Background and some further thoughts
Gridsum provides data analysis software (big-data and AI solutions) for multinational and domestic (China) companies as well as the Chinese government. Over the years it has struggled to keep up with much larger peers such as Tencent, Alibaba, IBM, Adobe, and Oracle.
GSUM was incorporated in 2005 and not for a single year since then has managed to be even operationally profitable (in fact, the losses have only been increasing). The company IPO’ed on NasdaqGS in 2016 at $13/share.
Since 2016 it’s class B (regular voting stock) share count has increased by 20%, while in face of a $63m market cap and constant, increasing losses, the debt stands at $62m. In 2018 the company issued $40m convertible notes (convertible at $6.70/share) to FutureX at a rate of 2.80%. GSUM failed to repay/refinance this debt before the Dec’19 deadline, and FutureX threatened to claim the company insolvent, however, both parties managed to agree on an extension until May’20 with the interest rate increasing to 24%. The debt is still outstanding, however, according to the note issue agreement, it has to be repaid before any merger/privatization transaction takes place:
Moreover, it is likely that the proposed going private transaction will be deemed a “fundamental change,” and we will have to repay the FutureX Convertible Note in full upon the consummation of such transaction. The terms of the note also prohibit us from merging with other companies or disposing of all or substantially all of our properties and assets upon the occurrence of any event of default, including our payment default as a result of our failure to repay the note by May 31, 2020. If we are not able to obtain new financing in a sufficient amount to repay the note in full, we will be prevented from completing any proposed going private transaction.
$115m committed financing already sourced by the consortium members seems to cover this debt, so FutureX is likely now waiting for the current transaction to be consummated.
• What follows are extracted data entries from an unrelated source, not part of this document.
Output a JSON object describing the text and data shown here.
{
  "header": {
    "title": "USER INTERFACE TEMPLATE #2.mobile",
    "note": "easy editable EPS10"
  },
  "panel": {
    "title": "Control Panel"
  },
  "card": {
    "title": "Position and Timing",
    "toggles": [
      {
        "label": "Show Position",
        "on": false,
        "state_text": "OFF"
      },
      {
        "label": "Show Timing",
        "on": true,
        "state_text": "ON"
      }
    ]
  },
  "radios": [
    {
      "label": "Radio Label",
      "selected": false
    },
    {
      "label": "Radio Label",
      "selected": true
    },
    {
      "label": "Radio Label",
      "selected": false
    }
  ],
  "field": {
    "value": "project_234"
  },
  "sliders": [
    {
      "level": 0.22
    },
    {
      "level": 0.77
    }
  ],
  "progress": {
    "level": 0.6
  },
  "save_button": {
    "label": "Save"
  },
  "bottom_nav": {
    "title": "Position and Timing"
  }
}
In the most recent annual report the company also stated that if the current transaction fails, other lenders may also push their claims, leaving no value for shareholders:
If we cannot work out a viable debt restructuring plan, we may not be able to maintain our liquidity and continue our normal business operation. Even if we successfully enter into arrangements to restructure or resolve our debt, it is possible that our existing creditors and potential financing providers may impose additional conditions, increase interest rates and demand payment of extension fees or penalties in connection with such arrangements, leaving little or no value for our shareholders.